DATE: WEDNESDAY, July 14, 1993                   TAG: 9307140137
SECTION: NATIONAL/INTERNATIONAL                    PAGE: A-6   EDITION: METRO 
SOURCE: Associated Press
DATELINE: OKUSHIRI, JAPAN                                LENGTH: Medium


QUAKE UNLEASHES DESTRUCTION

Weeping villagers searched for missing relatives in wreckage strewn with rice bowls and family photos Tuesday, a day after a major earthquake crumpled buildings and set off fires and huge tidal waves in northern Japan.

At least 65 people died in the quake, which was the deadliest in Japan since at least 1983.

"I never had much, but what I had, I lost it all," said Fujiharu Hatsuzuka, walking around a pile of smoking ashes that used to be his wooden house in Aonae village on the Sea of Japan island of Okushiri.

The 63-year-old squid fisherman also lost his life savings of about $2,700 in the firestorm that raged after Monday night's quake, which measured 7.8 on the Richter scale.

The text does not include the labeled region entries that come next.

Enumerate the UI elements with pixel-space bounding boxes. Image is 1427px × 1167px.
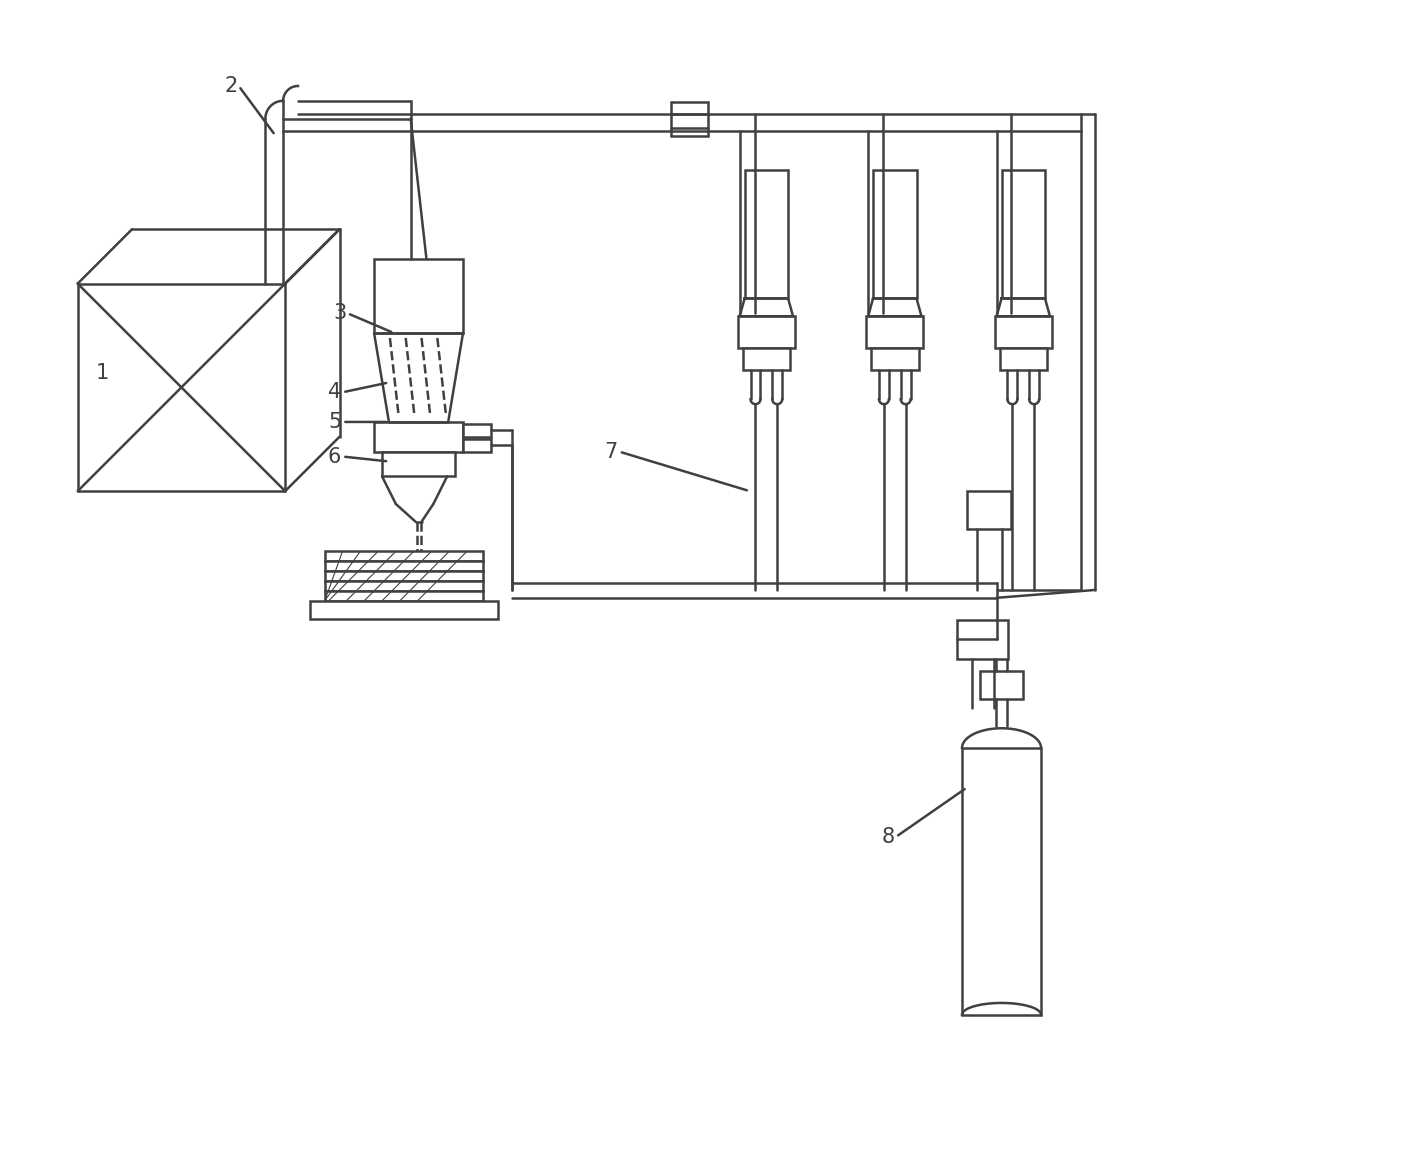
Bar [325, 591, 482, 601]
Text: 8: 8 [882, 827, 895, 847]
Bar [671, 102, 708, 137]
Bar [374, 422, 462, 452]
Bar [1002, 170, 1045, 299]
Bar [980, 671, 1023, 699]
Bar [310, 601, 498, 619]
Bar [968, 491, 1012, 529]
Bar [325, 581, 482, 591]
Bar [962, 748, 1042, 1015]
Bar [382, 452, 455, 476]
Bar [873, 170, 916, 299]
Text: 1: 1 [96, 363, 108, 383]
Bar [999, 348, 1047, 370]
Text: 2: 2 [224, 76, 237, 96]
Bar [866, 316, 923, 348]
Bar [462, 439, 491, 452]
Bar [325, 551, 482, 561]
Bar [745, 170, 788, 299]
Bar [958, 620, 1009, 659]
Bar [870, 348, 919, 370]
Bar [742, 348, 791, 370]
Bar [462, 424, 491, 436]
Bar [325, 561, 482, 571]
Bar [325, 571, 482, 581]
Text: 3: 3 [332, 303, 347, 323]
Bar [738, 316, 795, 348]
Text: 7: 7 [605, 441, 618, 462]
Text: 4: 4 [328, 383, 341, 403]
Text: 5: 5 [328, 412, 341, 432]
Text: 6: 6 [328, 447, 341, 467]
Bar [374, 259, 462, 333]
Bar [995, 316, 1052, 348]
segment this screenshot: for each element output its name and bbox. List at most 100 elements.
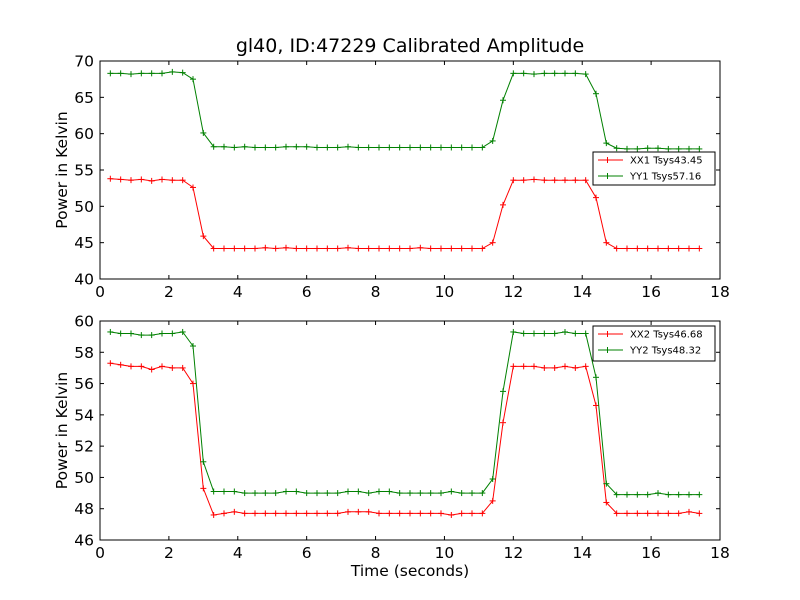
data-point <box>386 144 393 151</box>
data-point <box>159 70 165 77</box>
data-point <box>686 245 692 252</box>
x-tick-label: 6 <box>302 544 312 562</box>
x-tick-label: 6 <box>302 283 312 301</box>
data-point <box>582 71 589 78</box>
data-point <box>562 363 568 370</box>
data-point <box>407 144 413 151</box>
legend-item: XX1 Tsys43.45 <box>598 156 703 167</box>
data-point <box>593 194 599 201</box>
data-point <box>696 245 703 252</box>
data-point <box>644 145 651 152</box>
data-point <box>510 177 517 184</box>
top-legend: XX1 Tsys43.45 YY1 Tsys57.16 <box>592 151 716 186</box>
y-tick-label: 48 <box>74 500 94 518</box>
data-point <box>241 245 248 252</box>
data-point <box>613 491 620 498</box>
data-point <box>448 488 455 495</box>
y-tick-label: 58 <box>74 344 94 362</box>
data-point <box>283 244 289 251</box>
legend-item: XX2 Tsys46.68 <box>598 330 703 341</box>
data-point <box>500 97 506 104</box>
data-point <box>117 176 124 183</box>
data-point <box>593 374 599 381</box>
data-point <box>479 245 486 252</box>
data-point <box>262 244 269 251</box>
data-point <box>107 70 114 77</box>
data-point <box>345 143 351 150</box>
data-point <box>241 143 248 150</box>
data-point <box>365 490 372 497</box>
x-tick-label: 18 <box>710 544 730 562</box>
data-point <box>314 490 320 497</box>
data-point <box>231 245 238 252</box>
data-point <box>386 510 393 517</box>
top-series-line-1 <box>110 178 700 250</box>
data-point <box>686 508 692 515</box>
data-point <box>386 488 393 495</box>
data-point <box>283 143 289 150</box>
data-point <box>582 330 589 337</box>
legend-label: YY2 Tsys48.32 <box>629 346 701 357</box>
data-point <box>489 475 496 482</box>
y-tick-label: 55 <box>74 162 94 180</box>
data-point <box>190 184 196 191</box>
data-point <box>531 330 537 337</box>
data-point <box>252 245 258 252</box>
bottom-series-line-2 <box>110 331 700 496</box>
y-tick-label: 65 <box>74 89 94 107</box>
data-point <box>655 510 661 517</box>
data-point <box>107 175 114 182</box>
data-point <box>438 510 444 517</box>
data-point <box>479 144 486 151</box>
data-point <box>675 510 682 517</box>
data-point <box>500 419 506 426</box>
y-tick-label: 45 <box>74 234 94 252</box>
data-point <box>438 144 444 151</box>
data-point <box>159 363 165 370</box>
data-point <box>655 245 661 252</box>
data-point <box>303 490 310 497</box>
data-point <box>117 70 124 77</box>
x-tick-label: 12 <box>503 544 523 562</box>
legend-item: YY1 Tsys57.16 <box>598 172 701 183</box>
y-tick-label: 46 <box>74 532 94 550</box>
data-point <box>293 488 300 495</box>
x-tick-label: 16 <box>641 283 661 301</box>
data-point <box>355 144 362 151</box>
data-point <box>138 363 145 370</box>
y-tick-label: 50 <box>74 469 94 487</box>
data-point <box>283 488 289 495</box>
y-tick-label: 52 <box>74 438 94 456</box>
data-point <box>582 177 589 184</box>
data-point <box>572 364 579 371</box>
data-point <box>520 330 527 337</box>
data-point <box>179 364 186 371</box>
data-point <box>407 490 413 497</box>
data-point <box>107 360 114 367</box>
x-tick-label: 12 <box>503 283 523 301</box>
data-point <box>510 328 517 335</box>
x-tick-label: 2 <box>164 544 174 562</box>
data-point <box>190 380 196 387</box>
data-point <box>190 343 196 350</box>
data-point <box>396 245 403 252</box>
data-point <box>427 245 434 252</box>
data-point <box>107 328 114 335</box>
data-point <box>252 144 258 151</box>
data-point <box>531 176 537 183</box>
x-tick-label: 14 <box>572 283 592 301</box>
data-point <box>117 330 124 337</box>
data-point <box>138 176 145 183</box>
y-tick-label: 54 <box>74 406 94 424</box>
data-point <box>613 510 620 517</box>
y-tick-label: 70 <box>74 53 94 71</box>
data-point <box>510 70 517 77</box>
data-point <box>458 490 465 497</box>
data-point <box>407 510 413 517</box>
data-point <box>469 245 475 252</box>
data-point <box>438 245 444 252</box>
x-tick-label: 0 <box>95 283 105 301</box>
legend-label: XX1 Tsys43.45 <box>630 156 703 167</box>
y-tick-label: 56 <box>74 375 94 393</box>
data-point <box>675 245 682 252</box>
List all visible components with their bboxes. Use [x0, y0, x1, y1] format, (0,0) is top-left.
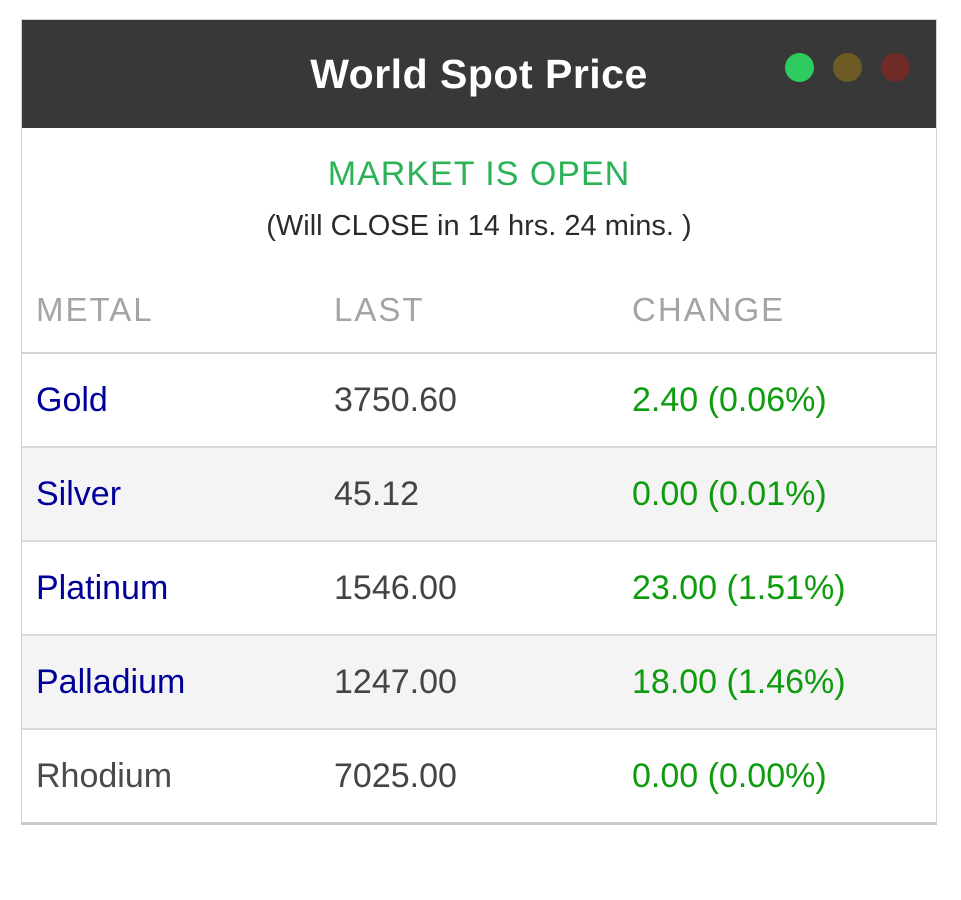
metal-link-platinum[interactable]: Platinum: [36, 568, 169, 607]
olive-light-icon: [833, 53, 862, 82]
last-value: 7025.00: [334, 756, 457, 795]
last-value: 1247.00: [333, 635, 631, 730]
last-value: 1546.00: [333, 541, 631, 636]
world-spot-price-widget: World Spot Price MARKET IS OPEN (Will CL…: [21, 19, 937, 825]
table-row: Gold 3750.60 2.40 (0.06%): [22, 353, 936, 448]
green-light-icon: [785, 53, 814, 82]
column-header-last: LAST: [333, 268, 631, 354]
spot-price-table: METAL LAST CHANGE Gold 3750.60 2.40 (0.0…: [22, 268, 936, 822]
change-value: 0.00 (0.00%): [632, 756, 827, 795]
table-row: Palladium 1247.00 18.00 (1.46%): [22, 635, 936, 730]
column-header-metal: METAL: [22, 268, 333, 354]
last-value: 3750.60: [333, 353, 631, 448]
last-value: 45.12: [333, 447, 631, 542]
table-row: Silver 45.12 0.00 (0.01%): [22, 447, 936, 542]
change-value: 2.40 (0.06%): [631, 353, 936, 448]
metal-name-rhodium: Rhodium: [36, 756, 173, 795]
metal-link-palladium[interactable]: Palladium: [36, 662, 186, 701]
column-header-change: CHANGE: [631, 268, 936, 354]
red-light-icon: [881, 53, 910, 82]
change-value: 0.00 (0.01%): [631, 447, 936, 542]
change-value: 18.00 (1.46%): [631, 635, 936, 730]
table-row: Rhodium 7025.00 0.00 (0.00%): [22, 729, 936, 822]
market-state-text: MARKET IS OPEN: [327, 155, 631, 193]
market-countdown-text: (Will CLOSE in 14 hrs. 24 mins. ): [266, 210, 692, 242]
titlebar: World Spot Price: [22, 20, 936, 128]
market-status-section: MARKET IS OPEN (Will CLOSE in 14 hrs. 24…: [22, 128, 936, 268]
metal-link-gold[interactable]: Gold: [36, 380, 108, 419]
table-row: Platinum 1546.00 23.00 (1.51%): [22, 541, 936, 636]
status-lights: [785, 53, 910, 82]
change-value: 23.00 (1.51%): [631, 541, 936, 636]
table-header-row: METAL LAST CHANGE: [22, 268, 936, 354]
widget-title: World Spot Price: [310, 50, 648, 97]
metal-link-silver[interactable]: Silver: [36, 474, 122, 513]
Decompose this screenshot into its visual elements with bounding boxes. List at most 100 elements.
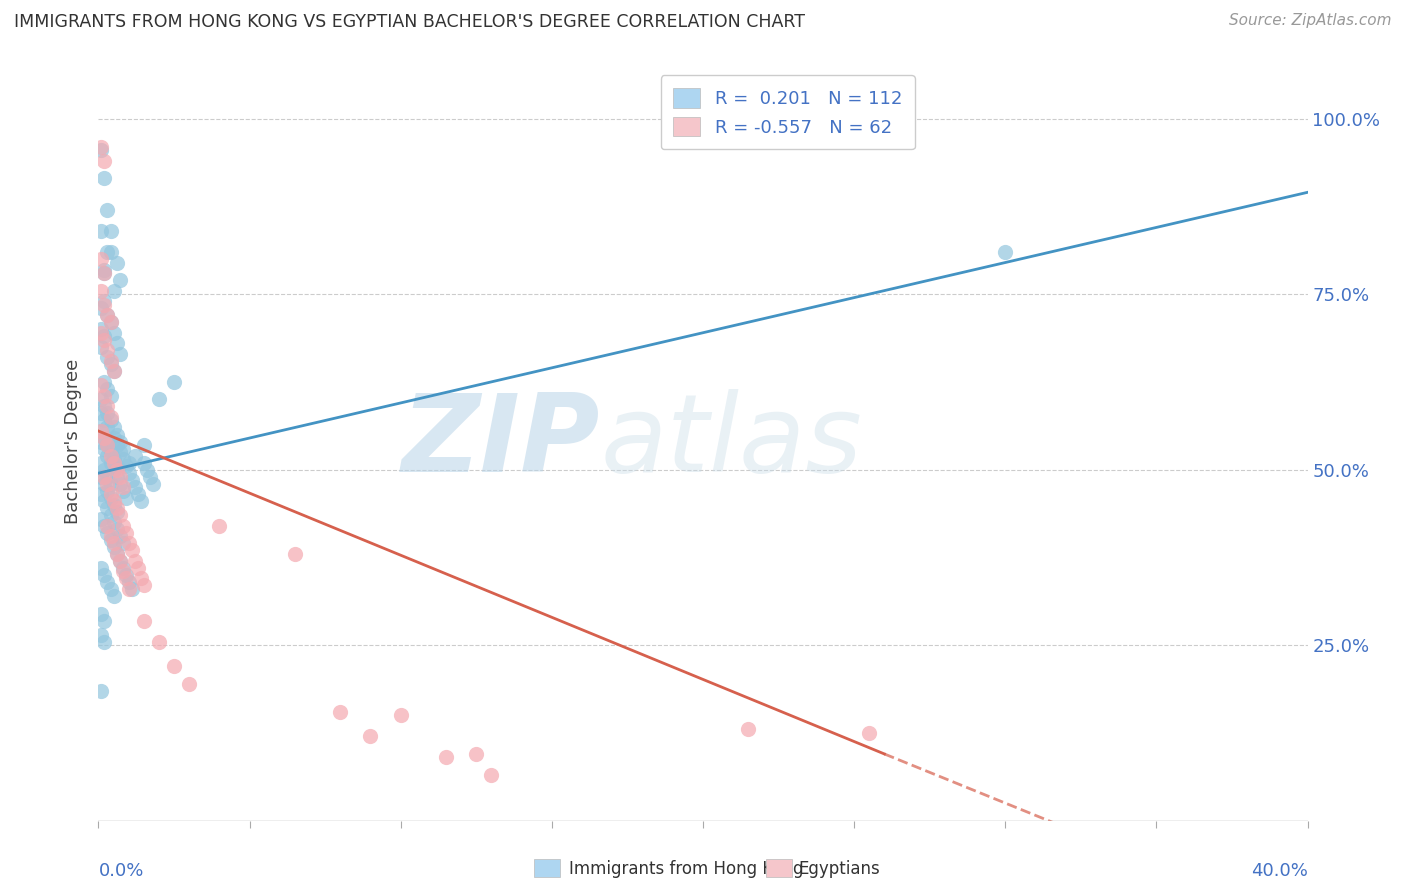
- Point: [93, 476, 115, 491]
- Point: [93, 518, 115, 533]
- Point: [129, 494, 152, 508]
- Point: [90, 392, 112, 407]
- Point: [105, 547, 128, 561]
- Point: [93, 329, 115, 343]
- Point: [100, 529, 122, 543]
- Point: [90, 301, 112, 315]
- Point: [96, 483, 118, 498]
- Point: [93, 413, 115, 427]
- Point: [103, 516, 125, 530]
- Point: [103, 431, 125, 445]
- Point: [994, 244, 1017, 259]
- Point: [100, 445, 122, 459]
- Point: [90, 487, 112, 501]
- Point: [96, 501, 118, 516]
- Point: [105, 255, 128, 269]
- Point: [108, 434, 131, 449]
- Point: [481, 768, 503, 782]
- Point: [93, 431, 115, 445]
- Point: [96, 351, 118, 365]
- Point: [105, 547, 128, 561]
- Point: [103, 494, 125, 508]
- Point: [90, 469, 112, 483]
- Point: [114, 568, 136, 582]
- Point: [100, 353, 122, 368]
- Point: [108, 554, 131, 568]
- Point: [96, 400, 118, 414]
- Point: [96, 469, 118, 483]
- Point: [96, 438, 118, 452]
- Point: [434, 750, 457, 764]
- Point: [96, 407, 118, 421]
- Point: [108, 476, 131, 491]
- Point: [93, 400, 115, 414]
- Point: [132, 578, 155, 592]
- Point: [93, 266, 115, 280]
- Point: [90, 407, 112, 421]
- Point: [163, 375, 186, 389]
- Point: [111, 561, 134, 575]
- Point: [103, 420, 125, 434]
- Point: [96, 476, 118, 491]
- Point: [90, 424, 112, 438]
- Point: [108, 469, 131, 483]
- Point: [105, 336, 128, 351]
- Point: [103, 364, 125, 378]
- Point: [118, 582, 141, 596]
- Text: atlas: atlas: [600, 389, 862, 494]
- Point: [139, 469, 162, 483]
- Point: [118, 466, 141, 480]
- Point: [90, 434, 112, 449]
- Point: [96, 202, 118, 217]
- Point: [103, 452, 125, 467]
- Point: [100, 315, 122, 329]
- Text: 40.0%: 40.0%: [1251, 863, 1308, 880]
- Point: [127, 487, 149, 501]
- Point: [100, 357, 122, 371]
- Point: [129, 571, 152, 585]
- Point: [90, 322, 112, 336]
- Point: [124, 449, 146, 463]
- Point: [93, 262, 115, 277]
- Point: [105, 505, 128, 519]
- Point: [90, 340, 112, 354]
- Point: [103, 536, 125, 550]
- Point: [100, 533, 122, 547]
- Point: [93, 568, 115, 582]
- Point: [105, 522, 128, 536]
- Point: [90, 512, 112, 526]
- Point: [100, 508, 122, 523]
- Point: [100, 487, 122, 501]
- Point: [93, 469, 115, 483]
- Point: [93, 389, 115, 403]
- Point: [114, 525, 136, 540]
- Point: [100, 409, 122, 424]
- Point: [329, 705, 352, 719]
- Point: [858, 726, 880, 740]
- Point: [93, 614, 115, 628]
- Point: [105, 462, 128, 476]
- Point: [96, 525, 118, 540]
- Point: [148, 392, 170, 407]
- Point: [737, 723, 759, 737]
- Point: [114, 491, 136, 505]
- Point: [90, 143, 112, 157]
- Point: [179, 677, 201, 691]
- Point: [108, 445, 131, 459]
- Point: [96, 308, 118, 322]
- Text: Egyptians: Egyptians: [799, 860, 880, 878]
- Point: [93, 294, 115, 309]
- Point: [96, 308, 118, 322]
- Text: IMMIGRANTS FROM HONG KONG VS EGYPTIAN BACHELOR'S DEGREE CORRELATION CHART: IMMIGRANTS FROM HONG KONG VS EGYPTIAN BA…: [14, 13, 806, 31]
- Point: [108, 529, 131, 543]
- Point: [118, 456, 141, 470]
- Point: [96, 449, 118, 463]
- Point: [111, 452, 134, 467]
- Point: [100, 224, 122, 238]
- Point: [465, 747, 488, 761]
- Text: Immigrants from Hong Kong: Immigrants from Hong Kong: [569, 860, 804, 878]
- Point: [105, 469, 128, 483]
- Point: [124, 554, 146, 568]
- Point: [103, 589, 125, 603]
- Point: [108, 273, 131, 287]
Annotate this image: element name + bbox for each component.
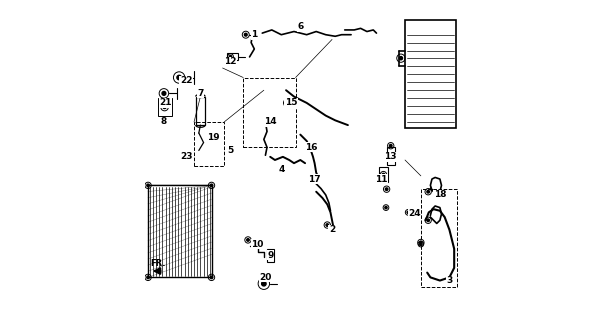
Text: 4: 4 (278, 165, 285, 174)
Bar (379, 167, 388, 182)
Text: 6: 6 (297, 22, 304, 31)
Circle shape (427, 190, 429, 193)
Text: 15: 15 (285, 99, 297, 108)
Bar (228, 53, 239, 60)
Circle shape (246, 239, 249, 241)
Circle shape (245, 33, 247, 36)
Bar (243, 77, 296, 147)
Circle shape (210, 276, 213, 279)
Circle shape (390, 144, 392, 147)
Bar (267, 249, 274, 261)
Circle shape (229, 55, 232, 58)
Text: 2: 2 (329, 225, 335, 234)
Bar (195, 97, 205, 125)
Text: 22: 22 (180, 76, 192, 85)
Text: 17: 17 (308, 174, 321, 184)
Bar (158, 98, 172, 116)
Text: 21: 21 (159, 99, 172, 108)
Text: 14: 14 (264, 117, 277, 126)
Bar (194, 122, 224, 166)
Circle shape (286, 101, 290, 105)
Text: 20: 20 (259, 273, 271, 282)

But Hatsuzuka was more fortunate than some - at least he knew that his wife and two sons were alive and sheltered at a local school. Villagers who did not have that comfort wandered amid the ruins, yelling at buses in search of 72 people missing after the quake.

Police said 72 people were injured in the quake and resulting fires and tidal waves that hit as far away as South Korea and Russia. Kyodo News Service reported 80 dead and 167 missing.

On nearby Hokkaido, Japan's northernmost main island, huge tidal waves smashed villages, buckled roads and sucked cars out to sea with some occupants thought to be still inside.

But Okushiri took the brunt of the quake, which matched a 7.8 quake in January that was the strongest to hit Japan in 15 years. That quake killed two people.

Prime Minister Kiichi Miyazawa left campaigning for Sunday's parliamentary elections to survey the damage. He promised to do his best for the victims.

Forty-four people were killed on Okushiri, located off the west coast of Hokkaido and just 30 miles south of the epicenter. Twenty were killed on Hokkaido and one on the main island of Honshu.

It was the deadliest quake in Japan since at least 1983, when 104 people were killed after tidal waves hit the north.

The earthquake was centered 30 miles under the Sea of Japan and about 50 miles west of Hokkaido.

Japan's Meteorological Agency broadcast tsunami warnings within five minutes after the quake hit at 10:17 p.m. Monday, but many victims did not have time to reach higher ground.

Death and destruction came from landslides and collapsing buildings as well as 16-foot tidal waves and fires.